Rock Health covered four recent market debuts—Castlight, a healthcare price transparency firm; Care.com, a caregiver search site; Imprivata, a health IT security site; and Everyday Health, an online digital health media firm. Rock Health concluded there was a mixed market reception following their launches, with two currently trading below their initial IPO share price levels.
There was also IMS Health, a firm collecting health data. Its recent share price of roughly $26.13 was slightly ahead of its debut price of $23.
Some observers point to the Food and Drug Administration's premarket regulations on some types of healthcare software as the main obstacle to the takeoff of digital health startups.
“The lower the level of regulation, the faster new ideas are going to able to hit,” prominent venture capitalist Marc Andreessen said in a fall 2013 interview with Pando Daily, a website chronicling Silicon Valley.
The strength of investors' interest in digital health is based on several factors, Kraus said. Government policies such as healthcare reform, payment reform and the federal incentives to adopt electronic health records have created a welcoming climate for entrepreneurs to try new models.

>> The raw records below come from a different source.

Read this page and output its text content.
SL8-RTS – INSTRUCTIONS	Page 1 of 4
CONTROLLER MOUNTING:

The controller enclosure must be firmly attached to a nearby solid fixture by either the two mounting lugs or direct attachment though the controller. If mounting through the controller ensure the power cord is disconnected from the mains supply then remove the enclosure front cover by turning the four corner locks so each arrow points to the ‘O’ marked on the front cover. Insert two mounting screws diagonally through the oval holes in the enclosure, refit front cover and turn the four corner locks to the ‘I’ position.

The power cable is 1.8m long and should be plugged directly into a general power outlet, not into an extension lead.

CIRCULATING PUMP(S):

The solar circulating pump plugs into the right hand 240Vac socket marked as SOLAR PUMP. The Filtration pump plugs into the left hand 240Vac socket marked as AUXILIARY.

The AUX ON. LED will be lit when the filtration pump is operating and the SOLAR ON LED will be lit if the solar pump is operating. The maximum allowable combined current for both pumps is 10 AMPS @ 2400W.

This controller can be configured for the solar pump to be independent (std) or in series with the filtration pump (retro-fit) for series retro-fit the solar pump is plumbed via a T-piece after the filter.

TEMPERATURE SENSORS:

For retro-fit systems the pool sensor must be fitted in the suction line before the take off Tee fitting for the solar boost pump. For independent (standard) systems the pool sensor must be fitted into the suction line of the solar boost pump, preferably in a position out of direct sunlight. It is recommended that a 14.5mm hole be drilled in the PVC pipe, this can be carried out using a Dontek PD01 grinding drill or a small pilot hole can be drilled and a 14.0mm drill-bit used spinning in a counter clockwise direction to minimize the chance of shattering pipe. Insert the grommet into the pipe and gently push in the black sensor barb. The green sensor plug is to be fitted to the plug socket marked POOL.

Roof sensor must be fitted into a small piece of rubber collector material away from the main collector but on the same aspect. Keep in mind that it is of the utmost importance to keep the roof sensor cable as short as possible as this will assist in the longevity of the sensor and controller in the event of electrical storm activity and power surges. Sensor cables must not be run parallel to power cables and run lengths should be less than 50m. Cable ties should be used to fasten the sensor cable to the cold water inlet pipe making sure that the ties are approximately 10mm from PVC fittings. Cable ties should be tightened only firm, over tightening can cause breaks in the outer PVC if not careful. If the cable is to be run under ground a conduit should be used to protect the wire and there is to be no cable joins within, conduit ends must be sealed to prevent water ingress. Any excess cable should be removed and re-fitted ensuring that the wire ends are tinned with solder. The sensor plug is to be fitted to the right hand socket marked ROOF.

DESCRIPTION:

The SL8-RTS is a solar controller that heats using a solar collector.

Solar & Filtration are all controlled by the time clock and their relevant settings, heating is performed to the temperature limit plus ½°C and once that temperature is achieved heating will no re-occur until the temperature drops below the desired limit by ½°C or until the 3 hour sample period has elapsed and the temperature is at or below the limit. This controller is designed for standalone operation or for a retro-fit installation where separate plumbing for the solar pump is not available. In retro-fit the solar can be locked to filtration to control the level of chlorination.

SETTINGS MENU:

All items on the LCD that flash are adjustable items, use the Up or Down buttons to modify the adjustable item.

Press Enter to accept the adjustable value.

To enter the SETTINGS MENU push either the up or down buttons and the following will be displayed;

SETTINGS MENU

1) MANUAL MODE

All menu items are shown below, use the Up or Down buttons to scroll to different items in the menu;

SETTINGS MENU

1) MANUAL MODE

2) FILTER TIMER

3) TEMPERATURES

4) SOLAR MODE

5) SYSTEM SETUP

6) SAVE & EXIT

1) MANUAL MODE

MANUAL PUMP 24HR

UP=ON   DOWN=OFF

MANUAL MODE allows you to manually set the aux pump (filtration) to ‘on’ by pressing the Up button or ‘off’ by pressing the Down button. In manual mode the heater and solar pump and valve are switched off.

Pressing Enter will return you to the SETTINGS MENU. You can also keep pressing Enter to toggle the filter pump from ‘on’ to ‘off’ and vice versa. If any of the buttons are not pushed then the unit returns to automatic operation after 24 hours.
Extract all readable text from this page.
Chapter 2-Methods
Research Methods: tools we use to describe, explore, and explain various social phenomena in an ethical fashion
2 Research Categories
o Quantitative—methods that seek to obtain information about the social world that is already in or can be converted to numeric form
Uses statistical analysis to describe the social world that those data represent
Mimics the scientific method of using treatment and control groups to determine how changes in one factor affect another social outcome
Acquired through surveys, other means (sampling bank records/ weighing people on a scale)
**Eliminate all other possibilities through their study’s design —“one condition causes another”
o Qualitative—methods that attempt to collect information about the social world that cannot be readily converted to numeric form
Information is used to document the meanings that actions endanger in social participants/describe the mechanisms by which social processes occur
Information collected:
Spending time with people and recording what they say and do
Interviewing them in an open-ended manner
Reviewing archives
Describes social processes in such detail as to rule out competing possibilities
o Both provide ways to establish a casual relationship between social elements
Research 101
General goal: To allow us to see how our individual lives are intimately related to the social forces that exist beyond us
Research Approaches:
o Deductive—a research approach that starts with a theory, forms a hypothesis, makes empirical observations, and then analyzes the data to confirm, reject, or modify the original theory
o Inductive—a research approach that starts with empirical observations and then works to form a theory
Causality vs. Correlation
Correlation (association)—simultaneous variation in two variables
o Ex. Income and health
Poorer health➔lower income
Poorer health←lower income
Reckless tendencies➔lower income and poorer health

Private-sector trends also may fuel digital health entrepreneurialism, said Dr. Bob Kocher, a partner at venture capital firm Venrock and former Obama administration economist. Those include consumer-directed healthcare, narrow provider networks, and increased availability of information about treatment options, prices and quality.
Those factors “will make the commercial market more competitive,” Kocher wrote in a blog post. The growing sensitivity and awareness of consumers and employers about healthcare costs means that “all of the approaches used by employers to manage nonhealthcare spending categories will be ripe for translation by entrepreneurs to healthcare.”
In addition, a previous dearth of digital innovation means there are promising fields to colonize, Kraus said. He a major wave of digital health IPOs five to seven years down the road.
Which firms might go public next? Kraus lists 16 companies in the next two or three years. They include Redbrick Health Corp., which offers individualized health coaching plans; Evolent Health, which helps providers shift to value-based payment systems; ZocDoc, which allows patients to schedule appointments with doctors online; and Doximity, which calls itself “LinkedIn for doctors.”
Rock Health surveyed 36 investors about which companies they expected to go public. Besides ZocDoc, Evolent and Doximity, the top pick was Practice Fusion, a Web-based vendor of electronic health records, followed by Proteus Digital Health, a startup that uses sensors to track patients' reactions and adherence to medication regimens. Another was personal genomics firm 23andMe.
Industry analyst David Shaywitz's choices for companies most likely to go public are Proteus Digital Health; Practice Fusion; One Medical Group, a membership-based primary-care provider; and ZocDoc.
Before the current boomlet, Kraus says, the last big venture-backed, successful IPO was cloud-based EHR company Athenahealth in 2007. Healthcare “is too big an opportunity,” he said. “It's been too long lacking innovation.”